Although ibn Habib intended his work for a wide audience, including the rabbinic elite, Ein Yaakov was "especially treasured by laborers and others" who lacked the schooling to learn the more difficult parts of the Talmud. Some synagogues hold daily Ein Yaakov classes.

== Commentaries ==
Dozens of commentaries on the Ein Yaakov have been composed, and some editions contain 20 or more. These are some of the most notable commentaries:
- HaKotev (before 1516): Ibn Habib's own commentary. In the edition princeps his comments are marked by א"ה, "so says the author," and later editions call it HaKotev, "the author".
- Hiddushei Aggadot (before 1631): A work by Samuel Eidels which is often treated as a commentary to the Talmud, but Eidels writes in the introduction that his aim is "to compose a commentary to all the tales in the Ein Yaakov".
- Beit Yehuda (1634-6): Leon da Modena's commentary, which appeared in all editions between 1684 and 1916. Later editions call it HaBoneh.

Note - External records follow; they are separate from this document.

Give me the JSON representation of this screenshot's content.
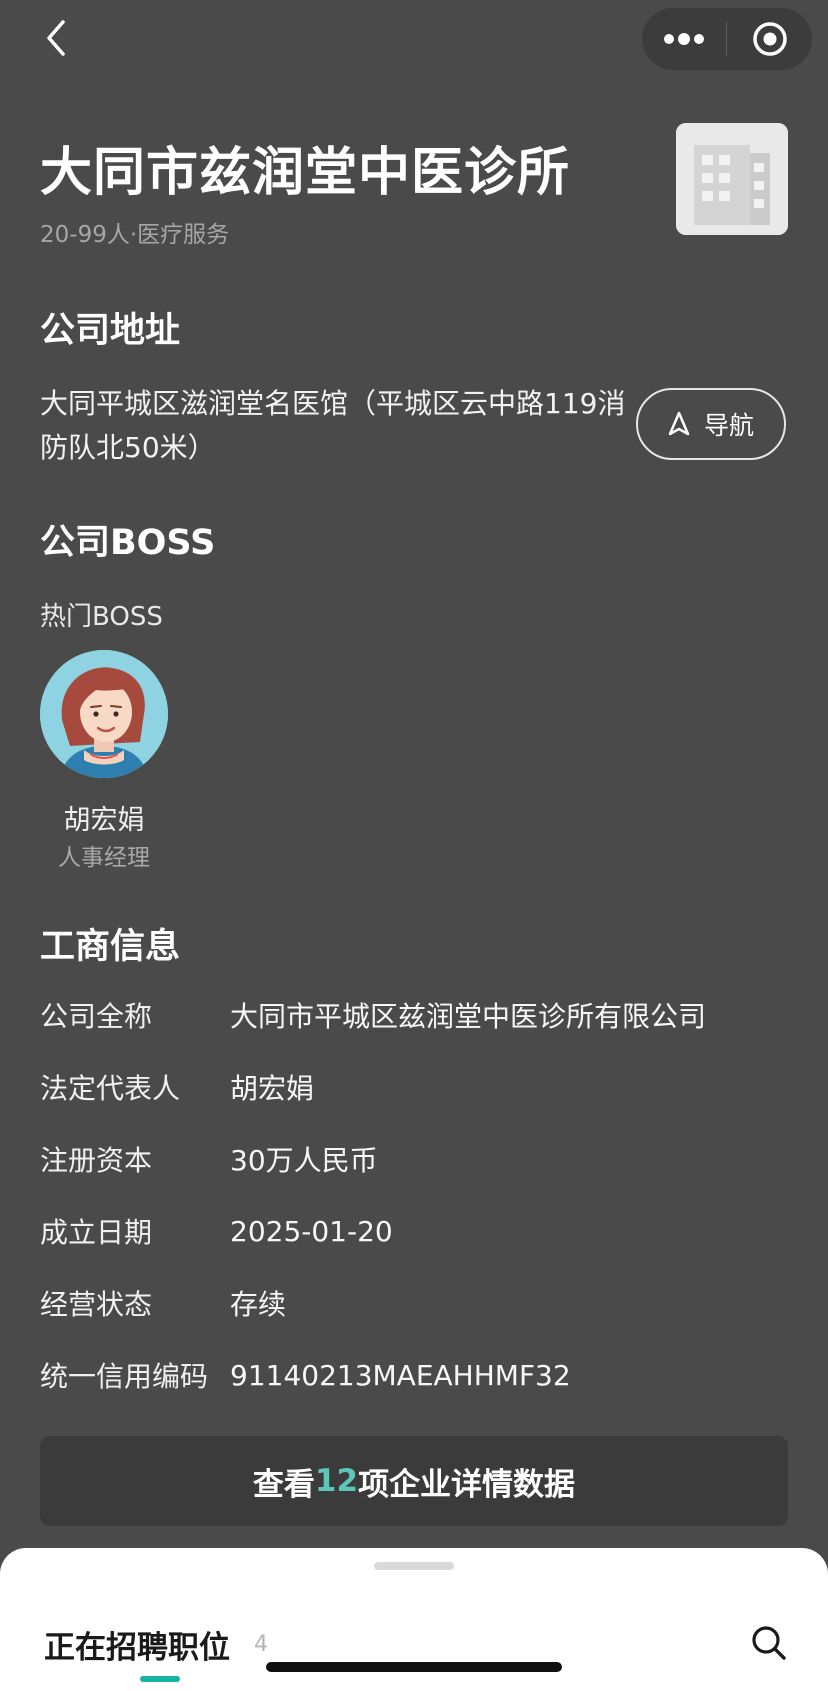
{
  "company": {
    "name": "大同市兹润堂中医诊所",
    "meta": "20-99人·医疗服务"
  },
  "address": {
    "heading": "公司地址",
    "text": "大同平城区滋润堂名医馆（平城区云中路119消防队北50米）",
    "nav_label": "导航"
  },
  "boss": {
    "heading": "公司BOSS",
    "hot_label": "热门BOSS",
    "people": [
      {
        "name": "胡宏娟",
        "role": "人事经理"
      }
    ]
  },
  "business_info": {
    "heading": "工商信息",
    "rows": [
      {
        "key": "公司全称",
        "value": "大同市平城区兹润堂中医诊所有限公司"
      },
      {
        "key": "法定代表人",
        "value": "胡宏娟"
      },
      {
        "key": "注册资本",
        "value": "30万人民币"
      },
      {
        "key": "成立日期",
        "value": "2025-01-20"
      },
      {
        "key": "经营状态",
        "value": "存续"
      },
      {
        "key": "统一信用编码",
        "value": "91140213MAEAHHMF32"
      }
    ]
  },
  "detail_button": {
    "prefix": "查看",
    "count": "12",
    "suffix": "项企业详情数据"
  },
  "bottom_sheet": {
    "tab_label": "正在招聘职位",
    "tab_count": "4"
  },
  "colors": {
    "background": "#4a4a4a",
    "accent": "#5cc6b8",
    "tab_indicator": "#17b3a3"
  },
  "icons": {
    "back": "chevron-left-icon",
    "more": "more-dots-icon",
    "close": "target-circle-icon",
    "logo": "building-icon",
    "navigate": "navigation-arrow-icon",
    "search": "search-icon"
  }
}
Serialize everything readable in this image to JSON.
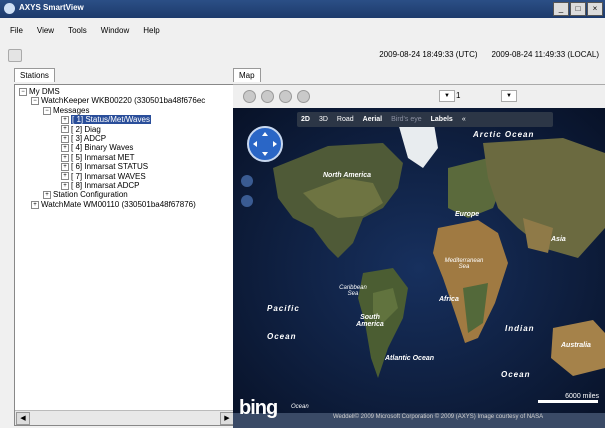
{
  "window": {
    "title": "AXYS SmartView",
    "buttons": [
      "_",
      "□",
      "×"
    ]
  },
  "menu": [
    "File",
    "View",
    "Tools",
    "Window",
    "Help"
  ],
  "toolbar": {
    "utc_time": "2009-08-24 18:49:33  (UTC)",
    "local_time": "2009-08-24 11:49:33  (LOCAL)"
  },
  "left_tab": "Stations",
  "tree": {
    "root": "My DMS",
    "station1": "WatchKeeper WKB00220 (330501ba48f676ec",
    "messages": "Messages",
    "items": [
      "[ 1] Status/Met/Waves",
      "[ 2] Diag",
      "[ 3] ADCP",
      "[ 4] Binary Waves",
      "[ 5] Inmarsat MET",
      "[ 6] Inmarsat STATUS",
      "[ 7] Inmarsat WAVES",
      "[ 8] Inmarsat ADCP"
    ],
    "station_config": "Station Configuration",
    "station2": "WatchMate WM00110 (330501ba48f67876)"
  },
  "map_tab": "Map",
  "map_bar": {
    "selected_value": "1"
  },
  "map_tools": [
    "2D",
    "3D",
    "Road",
    "Aerial",
    "Bird's eye",
    "Labels",
    "«"
  ],
  "map_labels": {
    "arctic_ocean": "Arctic Ocean",
    "north_america": "North America",
    "europe": "Europe",
    "asia": "Asia",
    "mediterranean_sea": "Mediterranean Sea",
    "caribbean_sea": "Caribbean Sea",
    "africa": "Africa",
    "south_america": "South America",
    "pacific": "Pacific",
    "ocean": "Ocean",
    "atlantic_ocean": "Atlantic Ocean",
    "indian": "Indian",
    "ocean2": "Ocean",
    "australia": "Australia",
    "bing_ocean": "Ocean"
  },
  "map_footer": {
    "brand": "bing",
    "scale": "6000 miles",
    "credits": "Weddell© 2009 Microsoft Corporation  © 2009 (AXYS)  Image courtesy of NASA"
  }
}
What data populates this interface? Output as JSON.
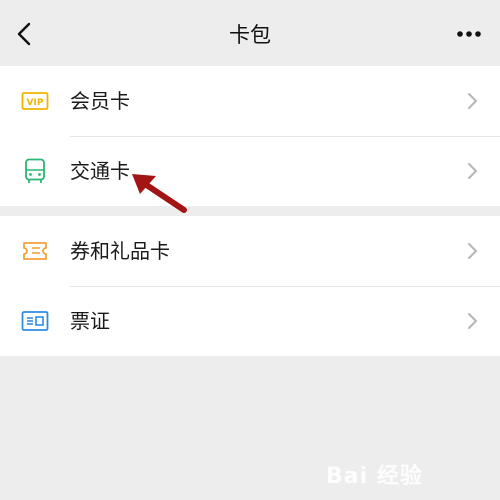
{
  "nav": {
    "title": "卡包",
    "back_icon": "chevron-left-icon",
    "more_icon": "more-dots-icon"
  },
  "groups": [
    {
      "items": [
        {
          "label": "会员卡",
          "icon": "vip-card-icon",
          "icon_color": "#f0b400"
        },
        {
          "label": "交通卡",
          "icon": "bus-icon",
          "icon_color": "#2bb673"
        }
      ]
    },
    {
      "items": [
        {
          "label": "券和礼品卡",
          "icon": "ticket-icon",
          "icon_color": "#f3a13a"
        },
        {
          "label": "票证",
          "icon": "id-card-icon",
          "icon_color": "#2f8ce4"
        }
      ]
    }
  ],
  "annotation": {
    "color": "#a31515"
  },
  "watermark": {
    "text": "Bai 经验"
  }
}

This is one of his most mature works, according to Ellis Rivkin. Da Modena also compiled an index to the Ein Yaakov, titled Beit Lehem Yehuda.
- Meor Einayim (1643): Josiah Pinto's commentary.
- (Before 1655): Commentary by Hayyim ben Abraham ha-Kohen, of which only the opening two folios survive, in a possible holograph manuscript. Published in Kovetz beit aharon veyisrael. 1993. 8 (1): 5-15.
- (Before 1667): Commentary of Nathan Shapira of Jerusalem, preserved MS Columbia X 893 L 973 and BL Add. MS 27020.
- Asaf HaMazkir (before 1672): A bibliographic work by Zechariah ben Ephraim Porto of Urbino. Included in back of Amsterdam, 1724.
- Kotnot Or (1683): Commentary of Isaac Meir Teomim-Frankel.
- Iyyun Yaakov (1729): Jacob Reischer's.
- Yashresh Yaakov (1729): Hayyim Abulafia's.
- Shevut Yaakov (1734): An expanded commentary by Hayyim Abulafia.
- (before 1746): Moshe Chaim Luzzatto supposedly composed a commentary, now lost.
- Petah Einayim (1790): Chaim Yosef David Azulai's.
- Ein Avraham (1848): Abraham ben Aryeh Loeb Schick's.
- Yad Yosef, Etz Yosef, Anaf Yosef (before 1867): Enoch Zundel ben Joseph's three commentaries.
- Or haChayyim (1883): Commentary by Mordecai Jaffe of Plungė (1814-1883) to the Yerushalmi sections, compiled largely from the Korban Ha-Edah and the Pnei Moshe. First printed in Vilna, 1883.
- Ein Ayyah (1883-1935): A lengthy commentary by Abraham Isaac Kook, published in 4 volumes.

== Translations ==

=== Yiddish ===

- Mayse-bukh (1602): The Ein Yaakov served as a source for this Yiddish collection.
- Drashot uFerushim al Ein Yaakov (18th century): Jonah Wehle of Prague, a Frankist, composed a Yiddish commentary which is still in manuscript.
- HaMeturgeman (1883): Much of the more obscure vocabulary was translated into Yiddish by Mordecai Jaffe of Plungė (1814-1883), printed as a running commentary to Vilna, 1883.
- Ein Yaakov . . . Perush Ivri Deutsch: A Yiddish translation by Yosef Meir Yaavetz first printed in Warsaw, 1886.

=== German ===

- Der babylonische Talmud in seinen haggadischen Bestandtheilen (1886-1888): An abridged translation by August Wünsche in two volumes.

=== English ===
- En Jacob: Agada of the Babylonian Talmud (1916-1921): A slightly abridged bilingual edition in 5 volumes (I, II, III, IV, V) edited and translated by Samuel Hirsch Glick (c. 1884-8 September 1929). It does not include any of the classic commentaries, relying instead on Glick's translation and footnotes.
- Ein Yaakov: The Ethical and Inspirational Teachings of the Talmud (1999): A one-volume English translation by Avraham Yaakov Finkel.
- The Schottenstein Edition Ein Yaakov (2019-): A bilingual edition published by ArtScroll, of which 16 volumes have so far been released. A Tisha B'Av miscellany was also released in 2022.

=== French ===

- Aggadoth du Talmud de Babylone (1982): Translation by Arlette Elkaïm-Sartre, introduced by Marc-Alain Ouaknin. Based largely on Glick's English, with some content restored from the original.

=== Russian ===

- Rohr Family Edition Ein Yaakov: A six-volume Russian translation by Boruch Gorin was completed in 2016 and published by LeChaim.